Las dos últimas semanas de diciembre, con casi tres días laborables cada una por el asueto administrativo, ayudaron a que el éxodo de fin de año se adelantara, pero ésta es una tendencia que parece haber llegado para quedarse. "A partir del 15 de diciembre, el año se da por cerrado -dice Matías Ghidini, gerente operativo y comercial de la consultora Ghidini Rodil-. De hecho, las fiestas de fin de año de las empresas son hasta mitad de diciembre.

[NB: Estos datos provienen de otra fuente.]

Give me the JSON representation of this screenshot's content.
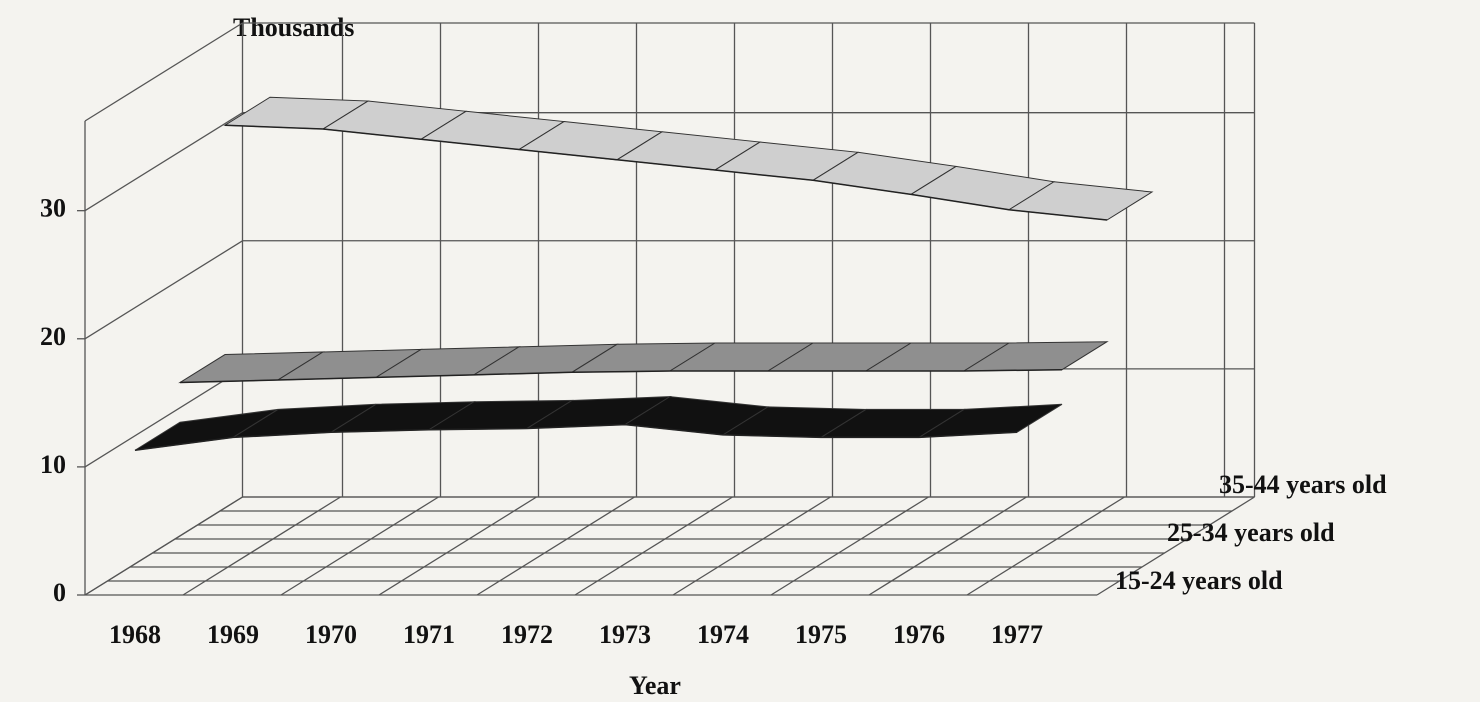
{
  "chart_data": {
    "type": "ribbon3d",
    "y_axis_label": "Thousands",
    "x_axis_label": "Year",
    "categories": [
      "1968",
      "1969",
      "1970",
      "1971",
      "1972",
      "1973",
      "1974",
      "1975",
      "1976",
      "1977"
    ],
    "series": [
      {
        "name": "15-24 years old",
        "color": "#111111",
        "values": [
          11.3,
          12.3,
          12.7,
          12.9,
          13.0,
          13.3,
          12.5,
          12.3,
          12.3,
          12.7
        ]
      },
      {
        "name": "25-34 years old",
        "color": "#8f8f8f",
        "values": [
          14.4,
          14.6,
          14.8,
          15.0,
          15.2,
          15.3,
          15.3,
          15.3,
          15.3,
          15.4
        ]
      },
      {
        "name": "35-44 years old",
        "color": "#cfcfcf",
        "values": [
          32.3,
          32.0,
          31.2,
          30.4,
          29.6,
          28.8,
          28.0,
          26.9,
          25.7,
          24.9
        ]
      }
    ],
    "ylim": [
      0,
      37
    ],
    "yticks": [
      0,
      10,
      20,
      30
    ],
    "grid": true
  }
}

Después de esa fecha hay poco que se pueda hacer en cuanto a iniciar proyectos o tomar decisiones, y muchos aprovechan para descansar unos días."
Concuerda Patricio Dewey, director comercial y de marketing de la empresa de empleo eventual Adecco: "Cuesta mucho organizar eventos en diciembre. Nosotros trajimos a Alvaro Uribe, ex presidente de Colombia, y tuvimos buena concurrencia, pero notamos que mucha gente ya no estaba en la oficina".
La tendencia más fuerte cuando se habla de vacaciones, y que viene desde hace algunos años, es fraccionarlas. "Muchos CEO se toman unos días en el verano, pero permanecen conectados", afirma Ghidini. La tecnología actual, en formato netbook o teléfonos inteligentes con acceso al mail, sumada a la expansión del Wi-Fi en los lugares de veraneo hacen que quienes tienen cargos ejecutivos no quieran permanecer ajenos a lo que sucede en la empresa. "Hay que tener en cuenta que esta era tan globalizada hace que las multinacionales trabajen a la par de la empresa madre. Quien está en otro hemisferio, en general en pleno invierno, se encuentra con todos sus trabajadores en sus puestos, y no en un ambiente más relajado como el que se podría vivir en enero en Buenos Aires", dice Leonardo Livsit, socio de la consultora Belise Group.
"En la empresa te quieren ver", dice Livsit. Por eso, las vacaciones son más cortas. Este año, como contrapartida, se va a aprovechar la cantidad de feriados nuevos estipulados por el Gobierno para extender un poco más los días libres.
Pero puede ser que las cosas vuelvan a cambiar de la mano de la generación Y. Una encuesta reciente de InfoSalarial revela que la mayoría de los argentinos no está de acuerdo con la cantidad de días con los que cuentan. Los trabajadores de hasta cinco años de antigüedad tienen, por ley, 15 días corridos. Más de la mitad de los encuestados creen que al menos deberían tomarse 21.
"Entre diciembre y marzo, los jóvenes no buscan trabajo, y si lo tienen y no les convence, lo dejan. No son buenos meses para tomar gente", dice Dewey.